Bien sûr, un comportement pareil ne pouvait avoir qu'une seule explication : le jeune homme en face de lui n'était pas humain. Pourquoi les créatures magiques étaient soumises à autant de règles étranges et improbables, nul ne le savait. Même les principaux concernés étaient bien souvent incapables d'expliquer l'origine de toutes ces lois. Toutefois, c'était un fait bien connu, particulièrement pour un mage comme Souma.

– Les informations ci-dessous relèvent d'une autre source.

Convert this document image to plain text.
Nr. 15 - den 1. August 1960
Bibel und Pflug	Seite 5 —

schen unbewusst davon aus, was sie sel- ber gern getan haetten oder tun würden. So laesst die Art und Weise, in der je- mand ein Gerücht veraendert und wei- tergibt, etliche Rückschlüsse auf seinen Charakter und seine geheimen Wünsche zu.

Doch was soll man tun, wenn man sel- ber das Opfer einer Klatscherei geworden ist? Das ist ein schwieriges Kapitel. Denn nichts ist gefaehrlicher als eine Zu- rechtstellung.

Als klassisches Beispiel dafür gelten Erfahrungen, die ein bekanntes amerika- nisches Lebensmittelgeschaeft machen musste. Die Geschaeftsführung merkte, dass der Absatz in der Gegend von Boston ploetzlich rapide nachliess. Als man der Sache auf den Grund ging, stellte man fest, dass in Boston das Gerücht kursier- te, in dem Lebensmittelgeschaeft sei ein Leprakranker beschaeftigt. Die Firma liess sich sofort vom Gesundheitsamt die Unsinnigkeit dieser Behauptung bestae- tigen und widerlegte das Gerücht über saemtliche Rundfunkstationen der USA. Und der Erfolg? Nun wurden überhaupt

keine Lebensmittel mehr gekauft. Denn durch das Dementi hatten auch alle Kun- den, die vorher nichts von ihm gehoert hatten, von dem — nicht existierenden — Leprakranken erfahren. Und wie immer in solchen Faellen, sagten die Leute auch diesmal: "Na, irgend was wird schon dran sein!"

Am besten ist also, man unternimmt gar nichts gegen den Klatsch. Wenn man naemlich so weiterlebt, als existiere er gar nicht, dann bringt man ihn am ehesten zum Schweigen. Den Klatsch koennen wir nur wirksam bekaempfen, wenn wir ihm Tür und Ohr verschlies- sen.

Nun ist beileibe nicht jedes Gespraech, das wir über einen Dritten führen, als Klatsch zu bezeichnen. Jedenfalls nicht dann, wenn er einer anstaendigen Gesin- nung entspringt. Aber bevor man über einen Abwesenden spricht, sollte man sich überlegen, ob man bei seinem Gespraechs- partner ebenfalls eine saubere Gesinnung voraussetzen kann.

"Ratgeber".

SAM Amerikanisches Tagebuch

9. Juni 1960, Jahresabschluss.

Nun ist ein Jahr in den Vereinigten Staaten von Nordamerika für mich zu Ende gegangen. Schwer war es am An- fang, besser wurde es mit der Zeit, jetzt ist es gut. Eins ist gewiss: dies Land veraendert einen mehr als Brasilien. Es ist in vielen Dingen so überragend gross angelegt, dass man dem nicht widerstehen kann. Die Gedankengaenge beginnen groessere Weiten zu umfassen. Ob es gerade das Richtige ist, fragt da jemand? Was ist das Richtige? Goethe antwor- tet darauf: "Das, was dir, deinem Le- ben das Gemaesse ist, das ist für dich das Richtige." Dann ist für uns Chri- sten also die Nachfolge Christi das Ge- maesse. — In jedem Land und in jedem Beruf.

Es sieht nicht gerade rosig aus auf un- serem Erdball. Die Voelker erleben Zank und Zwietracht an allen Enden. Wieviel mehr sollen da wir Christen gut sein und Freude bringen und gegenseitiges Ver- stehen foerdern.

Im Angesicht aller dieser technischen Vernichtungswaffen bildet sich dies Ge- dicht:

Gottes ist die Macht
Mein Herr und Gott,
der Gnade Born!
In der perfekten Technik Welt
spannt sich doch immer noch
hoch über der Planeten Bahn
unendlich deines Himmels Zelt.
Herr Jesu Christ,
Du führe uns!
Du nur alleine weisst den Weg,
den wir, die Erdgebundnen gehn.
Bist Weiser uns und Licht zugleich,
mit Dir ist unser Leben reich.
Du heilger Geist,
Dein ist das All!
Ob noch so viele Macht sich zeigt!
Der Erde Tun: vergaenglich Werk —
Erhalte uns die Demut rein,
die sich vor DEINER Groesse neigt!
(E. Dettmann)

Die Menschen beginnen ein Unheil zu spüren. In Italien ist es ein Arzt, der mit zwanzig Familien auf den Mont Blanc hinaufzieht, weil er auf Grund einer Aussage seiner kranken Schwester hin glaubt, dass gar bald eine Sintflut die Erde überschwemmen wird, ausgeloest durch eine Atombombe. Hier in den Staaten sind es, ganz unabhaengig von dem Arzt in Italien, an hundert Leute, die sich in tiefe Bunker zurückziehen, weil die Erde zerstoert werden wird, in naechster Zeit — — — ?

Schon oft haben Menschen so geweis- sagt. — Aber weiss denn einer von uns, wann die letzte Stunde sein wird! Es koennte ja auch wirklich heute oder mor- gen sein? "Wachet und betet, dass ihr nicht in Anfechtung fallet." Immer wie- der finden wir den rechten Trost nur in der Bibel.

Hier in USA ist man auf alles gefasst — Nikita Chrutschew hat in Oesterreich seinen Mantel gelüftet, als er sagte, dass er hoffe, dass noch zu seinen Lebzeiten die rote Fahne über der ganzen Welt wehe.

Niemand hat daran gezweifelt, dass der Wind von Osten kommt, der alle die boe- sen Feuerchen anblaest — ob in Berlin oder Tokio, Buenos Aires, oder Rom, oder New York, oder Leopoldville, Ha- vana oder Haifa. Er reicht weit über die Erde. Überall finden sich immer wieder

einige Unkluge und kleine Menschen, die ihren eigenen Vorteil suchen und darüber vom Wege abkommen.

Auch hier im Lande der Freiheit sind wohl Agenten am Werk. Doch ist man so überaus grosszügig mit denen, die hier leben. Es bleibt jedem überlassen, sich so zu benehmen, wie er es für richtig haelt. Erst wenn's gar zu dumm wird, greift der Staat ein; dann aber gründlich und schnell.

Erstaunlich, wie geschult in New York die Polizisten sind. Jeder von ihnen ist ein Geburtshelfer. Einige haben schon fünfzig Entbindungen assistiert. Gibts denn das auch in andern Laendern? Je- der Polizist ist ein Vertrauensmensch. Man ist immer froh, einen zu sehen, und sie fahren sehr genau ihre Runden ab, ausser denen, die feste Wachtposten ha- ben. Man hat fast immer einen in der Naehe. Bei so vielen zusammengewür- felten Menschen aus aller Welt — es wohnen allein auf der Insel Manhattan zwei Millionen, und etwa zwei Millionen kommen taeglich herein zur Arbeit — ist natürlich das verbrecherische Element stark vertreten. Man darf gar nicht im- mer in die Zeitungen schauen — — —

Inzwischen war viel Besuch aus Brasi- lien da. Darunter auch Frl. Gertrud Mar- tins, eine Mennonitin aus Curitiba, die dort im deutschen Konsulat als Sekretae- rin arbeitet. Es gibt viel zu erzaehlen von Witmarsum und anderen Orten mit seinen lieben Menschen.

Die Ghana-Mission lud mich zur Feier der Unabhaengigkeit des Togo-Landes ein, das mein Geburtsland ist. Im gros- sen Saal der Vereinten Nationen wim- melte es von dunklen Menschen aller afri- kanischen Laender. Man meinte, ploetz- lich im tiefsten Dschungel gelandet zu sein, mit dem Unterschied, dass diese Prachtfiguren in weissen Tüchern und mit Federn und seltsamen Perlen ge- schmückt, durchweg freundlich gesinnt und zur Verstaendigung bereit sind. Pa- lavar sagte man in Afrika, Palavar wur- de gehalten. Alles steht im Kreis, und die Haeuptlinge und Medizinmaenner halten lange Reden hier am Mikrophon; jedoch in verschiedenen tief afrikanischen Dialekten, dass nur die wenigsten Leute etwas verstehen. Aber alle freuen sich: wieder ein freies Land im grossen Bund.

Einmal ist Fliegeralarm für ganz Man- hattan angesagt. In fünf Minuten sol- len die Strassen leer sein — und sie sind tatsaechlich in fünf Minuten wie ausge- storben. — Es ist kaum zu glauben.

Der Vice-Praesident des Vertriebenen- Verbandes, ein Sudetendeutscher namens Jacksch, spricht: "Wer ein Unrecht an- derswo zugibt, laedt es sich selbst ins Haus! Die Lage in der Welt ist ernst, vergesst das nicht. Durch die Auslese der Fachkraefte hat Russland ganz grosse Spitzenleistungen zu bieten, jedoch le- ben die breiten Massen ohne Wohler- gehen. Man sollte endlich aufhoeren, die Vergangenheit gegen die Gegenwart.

Cependant, il n'avait encore jamais rencontré de spécimen dans le genre du jeune homme en face de lui, et la tentation de le taquiner un peu plus longtemps était trop forte pour qu'il puisse y résister.

« Tu peux me tutoyer, tu sais…

- Très bien, répondit l'autre d'un ton qui laissait transparaître une certaine méfiance.

- Et donc tant que j'ai ces plumes, tu es obligé de m'obéir ? »

L'autre se mordit la lèvre et répondit à contrecœur :

« C'est ça.

- Et je suppose que tu ne peux pas me mentir non plus, poursuivi le roux.

- Non. »

C'était vraiment une règle contraignante, pour la peine…

« Intéressant… Je crois que je vais la garder » déclara Souma en observant sa trouvaille d'un air faussement pensif.

Un regard en coin lui apprit que le blond avait perdu toute trace d'assurance. Faire perdre contenance à cet inconnu était bien plus jouissif que tout ce que le mage aurait pu imaginer.

« Non, quand même, je ne suis pas un monstre… » se ravisa-t-il en faisant mine de lui rendre sa précieuse cape.

Le visage de l'autre s'éclaira et il tendit la main pour s'en emparer. Souma attendit le dernier moment pour la mettre hors de portée, déclarant :

« Quoique, je pense que ça fera une parfaite descente de lit. »

L'air réjoui du blond s'effondra en un instant. Souma trouvait son attitude tellement hilarante qu'il aurait pu continuer comme ça toute la nuit. Toutefois, il préféra ne pas trop pousser son avantage. Il n'avait rien à gagner à se faire un ennemi maintenant, d'autant plus qu'il était particulièrement curieux d'en apprendre plus sur la créature inconnue qu'il avait en face de lui.

« Je plaisante » avoua-t-il avec un sourire.

L'autre ne sembla guère apprécier son humour, ce qui n'était pas si surprenant compte tenu des circonstances. Un jour, Souma apprendrait à ne pas s'amuser aux dépens des autres. Mais ce jour n'était pas encore arrivé. Il décida malgré tout que la plaisanterie avait assez duré pour cette fois. Néanmoins, avant de rendre la cape pour de bon, il demanda :

« Si je te rends tes plumes, que dirais-tu de manger avec moi ? »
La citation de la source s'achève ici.